For a complex function-hooking tool with no annotations, the description covers parameters well but lacks critical behavioral context about how hooking works, security implications, or error conditions. The existence of an output schema means return values don't need explanation, but the description should do more to explain the tool's operational behavior given its potential destructiveness.

Complex tools with many parameters or behaviors need more documentation. Simple tools need less. This dimension scales expectations accordingly.

Parameters5/5

Does the description clarify parameter syntax, constraints, interactions, or defaults beyond what the schema provides?

With 0% schema description coverage, the description fully compensates by explaining all 4 parameters: 'address' (hex string location), 'on_enter' (JavaScript code with 'args' access), 'on_leave' (JavaScript code with 'retval' access), and 'description' (optional). This provides essential semantic context that the bare schema titles lack.
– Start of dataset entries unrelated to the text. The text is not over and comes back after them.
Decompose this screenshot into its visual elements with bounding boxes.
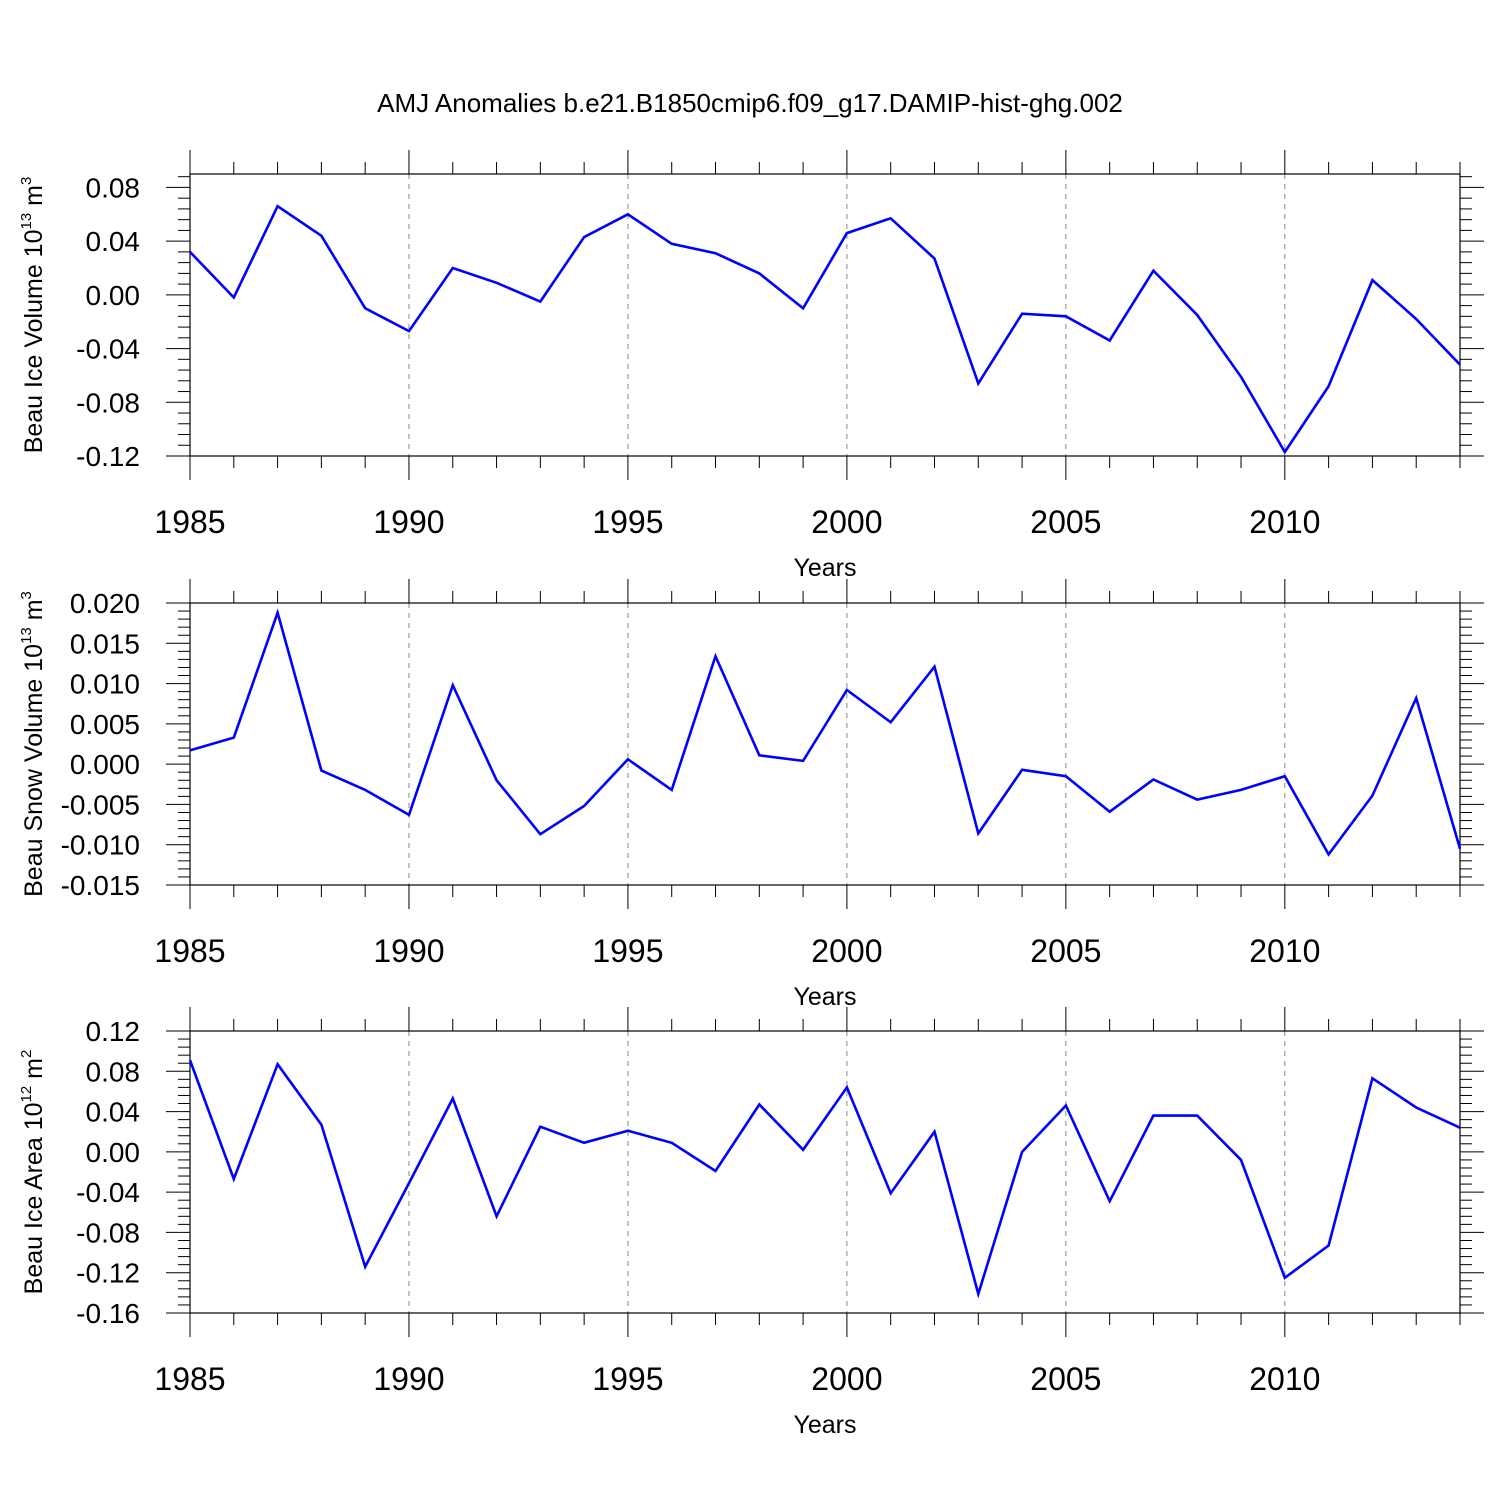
x-tick-label: 1990 bbox=[373, 504, 444, 540]
x-tick-label: 2000 bbox=[811, 504, 882, 540]
y-axis-label-exponent: 2 bbox=[18, 1050, 35, 1058]
y-axis-label-exponent: 13 bbox=[18, 213, 35, 230]
y-tick-label: 0.020 bbox=[70, 588, 140, 619]
x-tick-label: 2005 bbox=[1030, 504, 1101, 540]
x-tick-label: 2000 bbox=[811, 1361, 882, 1397]
x-tick-label: 2010 bbox=[1249, 504, 1320, 540]
y-tick-label: -0.005 bbox=[61, 789, 140, 820]
y-tick-label: -0.010 bbox=[61, 830, 140, 861]
y-tick-label: 0.00 bbox=[86, 280, 141, 311]
y-tick-label: 0.00 bbox=[86, 1137, 141, 1168]
y-tick-label: -0.12 bbox=[76, 441, 140, 472]
y-tick-label: 0.08 bbox=[86, 1056, 141, 1087]
y-tick-label: -0.04 bbox=[76, 334, 140, 365]
y-tick-label: -0.08 bbox=[76, 1217, 140, 1248]
plot-frame bbox=[189, 602, 1461, 886]
x-tick-label: 1985 bbox=[154, 933, 225, 969]
y-tick-label: -0.04 bbox=[76, 1177, 140, 1208]
y-axis-label-exponent: 3 bbox=[18, 591, 35, 599]
y-axis-label-text: m bbox=[20, 599, 48, 627]
y-axis-label-exponent: 3 bbox=[18, 177, 35, 185]
x-tick-label: 1985 bbox=[154, 504, 225, 540]
x-axis-label: Years bbox=[793, 983, 856, 1011]
x-axis-label: Years bbox=[793, 1411, 856, 1439]
x-tick-label: 1985 bbox=[154, 1361, 225, 1397]
y-tick-label: 0.04 bbox=[86, 1097, 141, 1128]
y-tick-label: 0.000 bbox=[70, 749, 140, 780]
y-axis-label: Beau Ice Volume 1013 m3 bbox=[18, 177, 48, 454]
panel-2: 0.020 0.015 0.010 0.005 0.000 -0.005 -0.010 -0.… bbox=[18, 579, 1484, 1011]
y-tick-label: 0.010 bbox=[70, 669, 140, 700]
y-tick-label: -0.12 bbox=[76, 1258, 140, 1289]
y-tick-label: 0.04 bbox=[86, 226, 141, 257]
y-tick-label: -0.015 bbox=[61, 870, 140, 901]
panel-1: 0.08 0.04 0.00 -0.04 -0.08 -0.12 1985 1990 1995 2… bbox=[18, 150, 1484, 582]
y-axis-label-exponent: 12 bbox=[18, 1086, 35, 1103]
y-tick-label: 0.12 bbox=[86, 1016, 141, 1047]
x-axis-label: Years bbox=[793, 554, 856, 582]
panel-3: 0.12 0.08 0.04 0.00 -0.04 -0.08 -0.12 -0.16 1985… bbox=[18, 1007, 1484, 1439]
y-tick-label: -0.16 bbox=[76, 1298, 140, 1329]
y-axis-label: Beau Snow Volume 1013 m3 bbox=[18, 591, 48, 897]
y-axis-label-text: Beau Ice Volume 10 bbox=[20, 230, 48, 454]
y-axis-label: Beau Ice Area 1012 m2 bbox=[18, 1050, 48, 1295]
x-tick-label: 2000 bbox=[811, 933, 882, 969]
x-tick-label: 1990 bbox=[373, 1361, 444, 1397]
y-tick-label: 0.005 bbox=[70, 709, 140, 740]
series-line bbox=[188, 1059, 1461, 1299]
x-tick-label: 2010 bbox=[1249, 933, 1320, 969]
y-axis-label-exponent: 13 bbox=[18, 627, 35, 644]
x-tick-label: 2005 bbox=[1030, 1361, 1101, 1397]
x-tick-label: 1990 bbox=[373, 933, 444, 969]
x-tick-label: 1995 bbox=[592, 933, 663, 969]
plot-frame bbox=[189, 1030, 1461, 1314]
x-tick-label: 2005 bbox=[1030, 933, 1101, 969]
y-axis-label-text: m bbox=[20, 185, 48, 213]
plot-frame bbox=[189, 173, 1461, 457]
panels: 0.08 0.04 0.00 -0.04 -0.08 -0.12 1985 1990 1995 2… bbox=[18, 150, 1484, 1439]
y-tick-label: 0.015 bbox=[70, 628, 140, 659]
chart-title: AMJ Anomalies b.e21.B1850cmip6.f09_g17.D… bbox=[377, 88, 1123, 118]
y-axis-label-text: m bbox=[20, 1058, 48, 1086]
series-line bbox=[189, 608, 1462, 857]
y-axis-label-text: Beau Ice Area 10 bbox=[20, 1103, 48, 1295]
x-tick-label: 2010 bbox=[1249, 1361, 1320, 1397]
x-tick-label: 1995 bbox=[592, 504, 663, 540]
y-tick-label: 0.08 bbox=[86, 172, 141, 203]
series-line bbox=[189, 204, 1461, 455]
y-axis-label-text: Beau Snow Volume 10 bbox=[20, 644, 48, 897]
y-tick-label: -0.08 bbox=[76, 387, 140, 418]
x-tick-label: 1995 bbox=[592, 1361, 663, 1397]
Input schemas describe structure but not intent. Descriptions should explain non-obvious parameter relationships and valid value ranges.

Purpose4/5

Does the description clearly state what the tool does and how it differs from similar tools?

The description clearly states the action ('Hook a function') and the target ('at the specified address'), making the purpose understandable. However, it doesn't differentiate from sibling tools like 'hook_native_function' or 'intercept_module_function', which appear to serve similar purposes in this debugging/instrumentation context.

Agents choose between tools based on descriptions. A clear purpose with a specific verb and resource helps agents select the right tool.

Usage Guidelines2/5

Does the description explain when to use this tool, when not to, or what alternatives exist?

No guidance is provided about when to use this tool versus alternatives like 'hook_native_function' or 'intercept_module_function'. The description only states what the tool does, not when it's appropriate or what prerequisites might be needed for hooking functions.

Agents often have multiple tools that could apply. Explicit usage guidance like "use X instead of Y when Z" prevents misuse.